The first day on SOFSEM, after the opening note given by Jan van Leeuwen, in which he referred to the long tradition of SOFSEM and to Czech computer science history, starts with a full day of invited lectures covering all four topics.

  • Manfred Broy from TU Munich started with a presentation on 'Interaction and Realizability'. In interactive computation - in difference to sequential, atomic computation - input as well as output is not provided as a whole, but step by step while the computation continues. He pointed out that interactive behaviour can be modeled with Moore machines and introduced the term of 'realizability', which is a fundamental issue when asking whether a behaviour corresponds to a computation. 'Realizable functions' are defined as being abstractions of state machines (in a similar way as partial functions are abstractions of Turing machines) and can be used to extend the idea of computability to interactive computations.

  • Andrew Goldberg followed with a talk on 'Point-to-Point Shortest Path Algorithms with Preprocessing'. To run on even small devices while at the same time covering graphs with tens of millions of nodes (as, e.g., in roadmaps for navigation devices), off course efficient algorithms are required. The traditional way is to search a ball around the starting point (as e.g. in Dijkstra's algorithm) that can be speed up by biasing the search towards to intendet target point (as e.g. in A* search, if additional information is available that provides a lower-bound on the distance to the target) or by pruning the search graph (as e.g. in ALT algorithms that precompute distances to preselected landmarks, or using 'reaches').

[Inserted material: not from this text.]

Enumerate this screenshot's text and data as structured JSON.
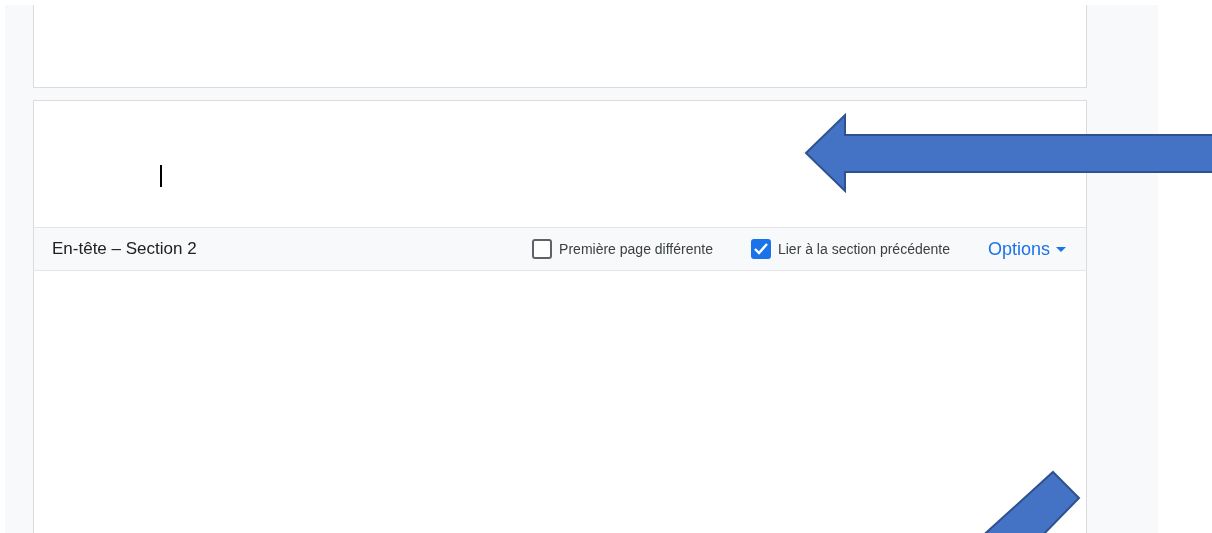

  • Jerome Lang from IRIT (France) continued the afternoon session with a survey on 'Computational Issues in Group Decision Making', which combines 'social choice' (from economics) and AI (applications) into 'computational social choice' theory. In this new and very active discipline concepts as e.g. voting procedures, coalition formation, and fair division (from social choice), which is also important for multi-agent systems, are examined under the consideration of complexity analyses and algorithm design.

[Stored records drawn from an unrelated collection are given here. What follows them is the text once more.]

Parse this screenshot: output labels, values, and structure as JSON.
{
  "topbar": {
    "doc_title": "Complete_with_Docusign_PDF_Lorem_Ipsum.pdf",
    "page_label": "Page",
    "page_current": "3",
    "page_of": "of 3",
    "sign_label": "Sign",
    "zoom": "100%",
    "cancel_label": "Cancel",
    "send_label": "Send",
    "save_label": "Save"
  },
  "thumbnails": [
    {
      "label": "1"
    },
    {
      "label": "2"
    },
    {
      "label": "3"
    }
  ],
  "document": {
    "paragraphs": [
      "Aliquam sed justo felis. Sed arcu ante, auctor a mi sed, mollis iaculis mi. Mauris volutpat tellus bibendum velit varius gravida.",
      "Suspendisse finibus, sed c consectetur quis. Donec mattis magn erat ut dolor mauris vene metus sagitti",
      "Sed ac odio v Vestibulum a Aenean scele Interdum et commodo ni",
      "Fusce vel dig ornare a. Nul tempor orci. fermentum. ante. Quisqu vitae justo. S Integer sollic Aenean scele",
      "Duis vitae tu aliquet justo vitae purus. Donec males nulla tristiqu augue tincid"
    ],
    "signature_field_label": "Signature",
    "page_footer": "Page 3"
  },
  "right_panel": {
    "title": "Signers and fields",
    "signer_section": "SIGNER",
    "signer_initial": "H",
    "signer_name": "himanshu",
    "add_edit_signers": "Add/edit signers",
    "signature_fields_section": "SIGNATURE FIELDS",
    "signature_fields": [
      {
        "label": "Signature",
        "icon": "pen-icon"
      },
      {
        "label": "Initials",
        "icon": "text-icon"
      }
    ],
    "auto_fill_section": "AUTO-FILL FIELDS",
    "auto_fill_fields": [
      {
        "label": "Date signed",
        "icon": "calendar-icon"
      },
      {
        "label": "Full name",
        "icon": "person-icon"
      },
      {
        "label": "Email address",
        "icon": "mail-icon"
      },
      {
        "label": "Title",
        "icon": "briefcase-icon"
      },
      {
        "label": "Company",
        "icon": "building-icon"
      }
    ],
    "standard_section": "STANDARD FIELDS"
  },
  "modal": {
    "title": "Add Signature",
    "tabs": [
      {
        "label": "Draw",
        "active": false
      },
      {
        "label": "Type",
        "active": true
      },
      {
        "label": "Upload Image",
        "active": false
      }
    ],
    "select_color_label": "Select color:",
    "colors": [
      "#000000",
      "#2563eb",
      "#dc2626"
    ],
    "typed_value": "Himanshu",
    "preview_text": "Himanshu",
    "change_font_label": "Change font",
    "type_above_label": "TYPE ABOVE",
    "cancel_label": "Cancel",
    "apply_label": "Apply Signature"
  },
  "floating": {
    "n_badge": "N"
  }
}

  • I realized that I will be the chairman of today's last session. Thus, the summary of Remco Veltkamp's (University of Utrecht, The Netherlands) talk on 'Multimedia Retrieval Algorithms' will come with a little delay....

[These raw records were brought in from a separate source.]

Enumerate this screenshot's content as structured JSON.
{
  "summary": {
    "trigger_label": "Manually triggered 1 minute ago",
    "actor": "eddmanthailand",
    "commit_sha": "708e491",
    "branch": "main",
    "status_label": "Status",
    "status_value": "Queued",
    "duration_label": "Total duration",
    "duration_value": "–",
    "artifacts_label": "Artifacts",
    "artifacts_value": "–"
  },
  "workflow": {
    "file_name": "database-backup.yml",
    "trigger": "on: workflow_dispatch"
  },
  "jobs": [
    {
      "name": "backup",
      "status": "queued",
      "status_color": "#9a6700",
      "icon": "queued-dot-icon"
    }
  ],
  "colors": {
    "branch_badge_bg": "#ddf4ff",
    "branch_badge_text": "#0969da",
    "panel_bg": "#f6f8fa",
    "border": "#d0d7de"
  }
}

    The presentation started with citing Marshal McLuhan's famous quote 'The medium is the message' smartly being connected to the basic definitions of multimedia retrieval. Difficult thing in multimedia retrieval is the proper understanding of the mechanisms of human perception and in connection to that the question of how to take care of it's peculiarity in information retrieval. E. g., the human visual system is famous for 'generic interpretations', i.e. sometimes we see things that are not really there, as already has been described by Wertheimer's Gestalttheorie back in 1923. Interesting fact, that some of these visual illusions do also exist for audio perception. For multimedia retrieval metrics have to be defined for computing similarities (as well as differences of multimedia objects) in an efficient way, while the algorithms dealing with multimedia retrieval have to be carefully designed according to the type of problem that is addressed (e.g., computing problem, optimization problem, decision problem, etc.). The presentation closed with a short demonstration of the music search engine Muugle that realizes the concept of 'query-by-humming'.